Providing for long-term and consistent public access to scientific data is a growing concern in biomedical research. One aspect of this problem can be demonstrated by evaluating the persistence of supplementary data associated with published biomedical papers.
We manually evaluated 655 supplementary data links extracted from PubMed abstracts published 1998–2005 (Method 1) as well as a further focused subset of 162 full-text manuscripts published within three representative high-impact biomedical journals between September and December 2004 (Method 2).

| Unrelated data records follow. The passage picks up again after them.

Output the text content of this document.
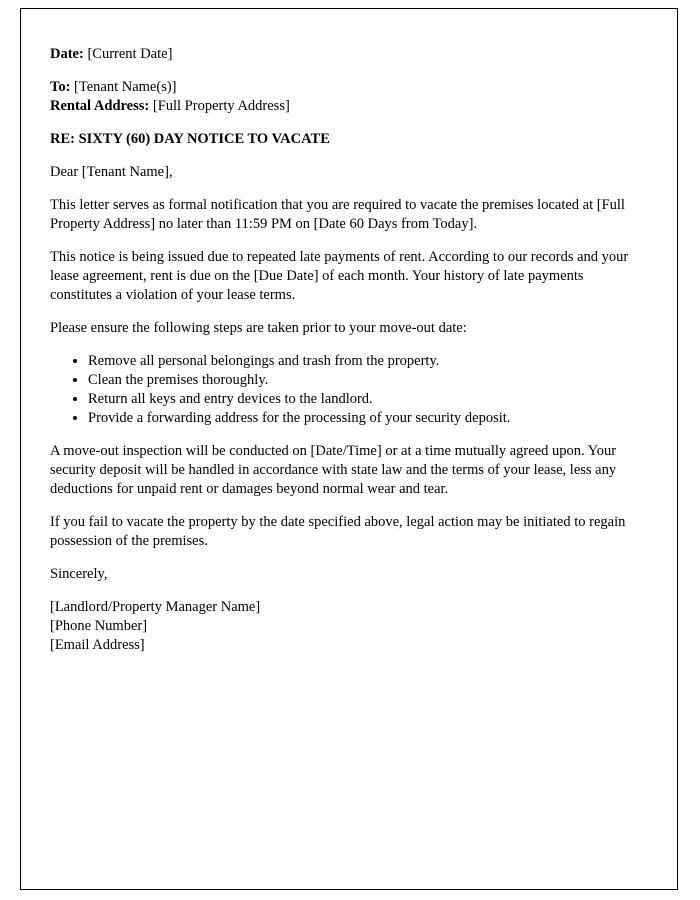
Date: [Current Date]

To: [Tenant Name(s)]

Rental Address: [Full Property Address]

RE: SIXTY (60) DAY NOTICE TO VACATE

Dear [Tenant Name],

This letter serves as formal notification that you are required to vacate the premises located at [Full Property Address] no later than 11:59 PM on [Date 60 Days from Today].

This notice is being issued due to repeated late payments of rent. According to our records and your lease agreement, rent is due on the [Due Date] of each month. Your history of late payments constitutes a violation of your lease terms.

Please ensure the following steps are taken prior to your move-out date:

• Remove all personal belongings and trash from the property.
• Clean the premises thoroughly.
• Return all keys and entry devices to the landlord.
• Provide a forwarding address for the processing of your security deposit.

A move-out inspection will be conducted on [Date/Time] or at a time mutually agreed upon. Your security deposit will be handled in accordance with state law and the terms of your lease, less any deductions for unpaid rent or damages beyond normal wear and tear.

If you fail to vacate the property by the date specified above, legal action may be initiated to regain possession of the premises.

Sincerely,

[Landlord/Property Manager Name]

[Phone Number]

[Email Address]
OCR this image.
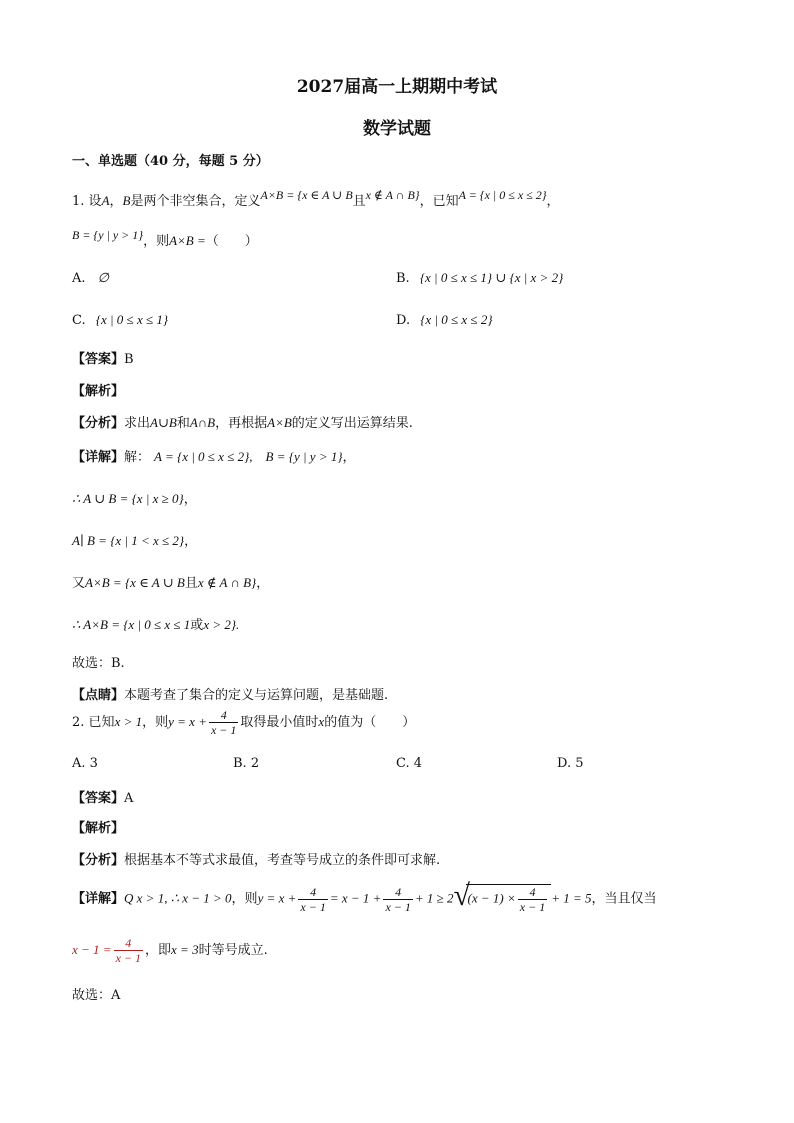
2027届高一上期期中考试
数学试题
一、单选题（40 分，每题 5 分）
1. 设A，B是两个非空集合，定义A×B = {x ∈ A ∪ B且x ∉ A ∩ B}，已知A = {x | 0 ≤ x ≤ 2}，
B = {y | y > 1}，则A×B =（　　）
A. ∅	B. {x | 0 ≤ x ≤ 1} ∪ {x | x > 2}
C. {x | 0 ≤ x ≤ 1}	D. {x | 0 ≤ x ≤ 2}
【答案】B
【解析】
【分析】求出A∪B和A∩B，再根据A×B的定义写出运算结果.
【详解】解： A = {x | 0 ≤ x ≤ 2},　B = {y | y > 1}，
∴ A ∪ B = {x | x ≥ 0}，
A∣ B = {x | 1 < x ≤ 2}，
又A×B = {x ∈ A ∪ B且x ∉ A ∩ B}，
∴ A×B = {x | 0 ≤ x ≤ 1或x > 2}.
故选：B.
【点睛】本题考查了集合的定义与运算问题，是基础题.
2. 已知x > 1，则$y = x + \frac{4}{x - 1}$ 取得最小值时x的值为（　　）
A. 3	B. 2	C. 4	D. 5
【答案】A
【解析】
【分析】根据基本不等式求最值，考查等号成立的条件即可求解.
【详解】Q x > 1, ∴ x − 1 > 0，则$y = x + \frac{4}{x - 1} = x - 1 + \frac{4}{x - 1} + 1 \ge 2$ √
$(x - 1) \times \frac{4}{x - 1} + 1 = 5$，当且仅当
$x - 1 = \frac{4}{x - 1}$ ，即x = 3时等号成立.
故选：A
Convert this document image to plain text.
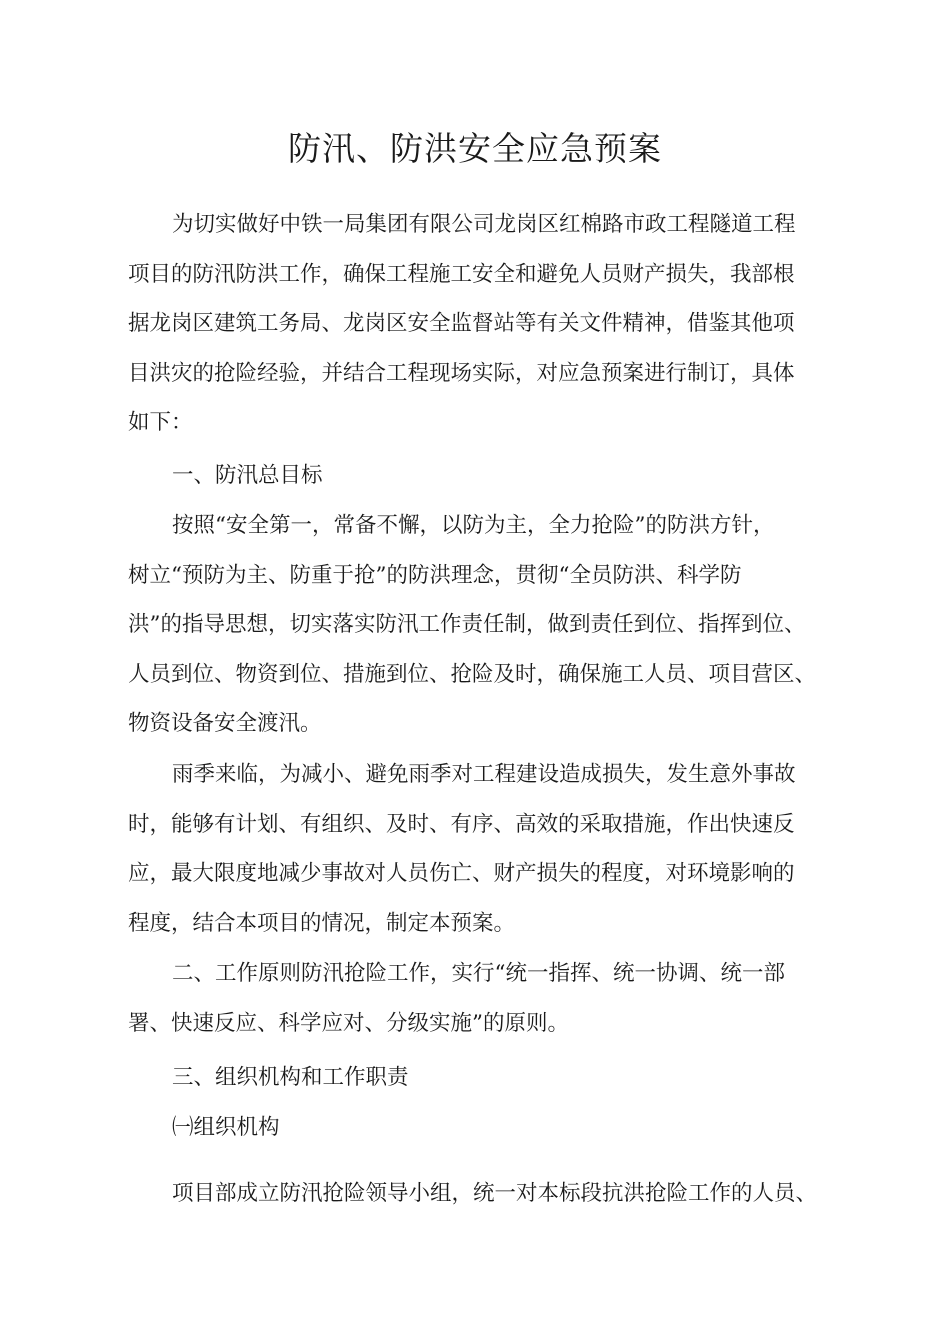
防汛、防洪安全应急预案
为切实做好中铁一局集团有限公司龙岗区红棉路市政工程隧道工程
项目的防汛防洪工作，确保工程施工安全和避免人员财产损失，我部根
据龙岗区建筑工务局、龙岗区安全监督站等有关文件精神，借鉴其他项
目洪灾的抢险经验，并结合工程现场实际，对应急预案进行制订，具体
如下：
一、防汛总目标
按照“安全第一，常备不懈，以防为主，全力抢险”的防洪方针，
树立“预防为主、防重于抢”的防洪理念，贯彻“全员防洪、科学防
洪”的指导思想，切实落实防汛工作责任制，做到责任到位、指挥到位、
人员到位、物资到位、措施到位、抢险及时，确保施工人员、项目营区、
物资设备安全渡汛。
雨季来临，为减小、避免雨季对工程建设造成损失，发生意外事故
时，能够有计划、有组织、及时、有序、高效的采取措施，作出快速反
应，最大限度地减少事故对人员伤亡、财产损失的程度，对环境影响的
程度，结合本项目的情况，制定本预案。
二、工作原则防汛抢险工作，实行“统一指挥、统一协调、统一部
署、快速反应、科学应对、分级实施”的原则。
三、组织机构和工作职责
㈠组织机构
项目部成立防汛抢险领导小组，统一对本标段抗洪抢险工作的人员、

For Method 1 we found that since 2001, only 71 – 92% of supplementary data were still accessible via the links provided, with 93% of these inaccessible links occurring where supplementary data was not stored with the publishing journal. Of the manuscripts evaluated in Method 2, we found that only 83% of these links were available approximately a year after publication, with 55% of these inaccessible links were at locations outside the journal of publication.
We conclude that if supplemental data is required to support the publication, journals policies must take-on the responsibility to accept and store such data or require that it be maintained with a credible independent institution or under the terms of a strategic data storage plan specified by the authors. We further recommend that publishers provide automated systems to ensure that supplementary links remain persistent, and that granting bodies such as the NIH develop policies and funding mechanisms to maintain long-term persistent access to these data.